An intelligence in the loop

REST is designed for human use. Even in HTML, if you get a HTML Form back, you require some intelligence to fill it out. If you get a form saying 'First Name', 'Last Name', then you know what to do from there. But there are by definition an infinite number of possible forms, and it is not possible to exhaustively define all of them. An additional hiccup is validation. HTML Form validation is not complete enough to handle every kind of possible validation one would want to provide. JSON schemas are actually more comprehensive, but still not complete.

Now, most people when faced with a HTML website will to a first approximation be able to more or less do the task they want to do (though UX research exists for a reason!). But it is impossible to get a classical algorithm that can look at any arbitrary website and navigate it comprehensively. Read-only links is the exception here - PageRank has been following HTML links for decades.

This gets a lot more interesting in the age of LLMs. They are also (more or less) intelligent agents. They can 'understand' in a way that is more than just following links. And HTML is a really awful format for them to use. There's so much mess in there - which is a good thing for humans, not so much for Claude.

Intelligence can be asynchronous

Both REST in practice and Martin Fowler's glory of REST article mention the following scenario. Quoting Martin Fowler's article:

"... it allows the server team to advertise new capabilities by putting new links in the responses. If the client developers are keeping an eye out for unknown links these links can be a trigger for further exploration."
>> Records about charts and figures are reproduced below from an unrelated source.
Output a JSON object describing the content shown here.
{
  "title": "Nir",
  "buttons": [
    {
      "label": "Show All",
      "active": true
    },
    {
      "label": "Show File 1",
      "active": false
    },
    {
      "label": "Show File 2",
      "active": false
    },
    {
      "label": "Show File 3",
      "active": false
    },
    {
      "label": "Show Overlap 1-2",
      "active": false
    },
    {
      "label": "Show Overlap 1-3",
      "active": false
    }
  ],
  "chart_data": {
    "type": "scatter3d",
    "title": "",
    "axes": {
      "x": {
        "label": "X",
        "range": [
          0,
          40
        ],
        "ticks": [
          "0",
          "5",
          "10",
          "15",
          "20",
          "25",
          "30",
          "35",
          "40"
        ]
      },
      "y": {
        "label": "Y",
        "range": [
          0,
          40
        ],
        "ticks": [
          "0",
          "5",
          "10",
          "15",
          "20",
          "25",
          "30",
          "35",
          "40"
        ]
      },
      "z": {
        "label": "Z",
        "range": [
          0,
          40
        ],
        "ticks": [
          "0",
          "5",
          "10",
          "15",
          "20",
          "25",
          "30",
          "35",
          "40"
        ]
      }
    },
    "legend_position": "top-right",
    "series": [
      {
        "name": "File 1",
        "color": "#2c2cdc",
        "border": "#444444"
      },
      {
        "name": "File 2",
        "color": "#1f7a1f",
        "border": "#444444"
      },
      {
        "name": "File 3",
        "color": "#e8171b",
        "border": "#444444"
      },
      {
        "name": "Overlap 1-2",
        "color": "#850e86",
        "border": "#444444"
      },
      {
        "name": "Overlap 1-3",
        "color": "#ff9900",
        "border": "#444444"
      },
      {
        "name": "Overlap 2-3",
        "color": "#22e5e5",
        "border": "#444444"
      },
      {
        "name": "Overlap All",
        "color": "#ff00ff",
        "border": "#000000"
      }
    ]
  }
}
The point of this is that if you create a client for a REST API, and a new link appears, it doesn't need to be handled immediately. You can handle it in the next release (or never). If your software interacts with a REST API, these links allow you to discover new features without reading release notes, or reading external documentation, as the endpoint itself will tell you how to interact with it. You can even add human readable documentation to the links! An idealized REST client will not be able to handle anything that the server throws at it automagically, but it should give the intelligence the tools it needs to do so - even if that's days or weeks later.

REST is a state machine

REST was one of the things that I didn't really understand the point of when I was younger. It was over a series of interesting discussions with Mark Masterson that I changed my mind. The thing that made REST click was his explanation of resources and methods in terms of a state machine.

Each resource is a page in a choose-your-own-adventure book. The hyperlinks are the allowed transitions between pages. The pages you flip to are the new states.

Hypermedia controls allow you to change the state of either the server or the client (or both). Then you can once again follow the new resource to yet another state. Over time, you have dynamically discovered and transitioned through an arbitrarily complex state machine at runtime. The client cannot make up transitions. The server sends it only the list of state transitions that are possible. Partial failure or failure can itself be a state, triggering the client to handle it gracefully.

State machine example

MCP missed a trick

Model Context Protocol is a new standard for describing endpoints that LLMs can interact with, that seems to have 'won'. Unfortunately, it's very much RPC style. You do get a sort of 'discovery' mechanism where you get tools that you can use, but it is not hypermedia. The main problem with an RPC style API is that you have to give every RPC upfront. The surface area of APIs tends to grow and grow, and you have to give that all to your model. Models already struggle with instruction following in long contexts - though this is an active area of research.

Imagine if the model could explore your API via hypermedia responses. An agent for managing files doesn't need to know about file editing and deletion until it uploaded its first file. The response of the upload could have those links baked in.

So where does this leave us?

I think there's a lot of potential for hypermedia in AI. We are often too quick to ignore the lessons of the past, and RPC isn't the only way to go. HTML solved that problem for eyeballs; JSON-flavoured hypermedia can solve it for silicon neurons.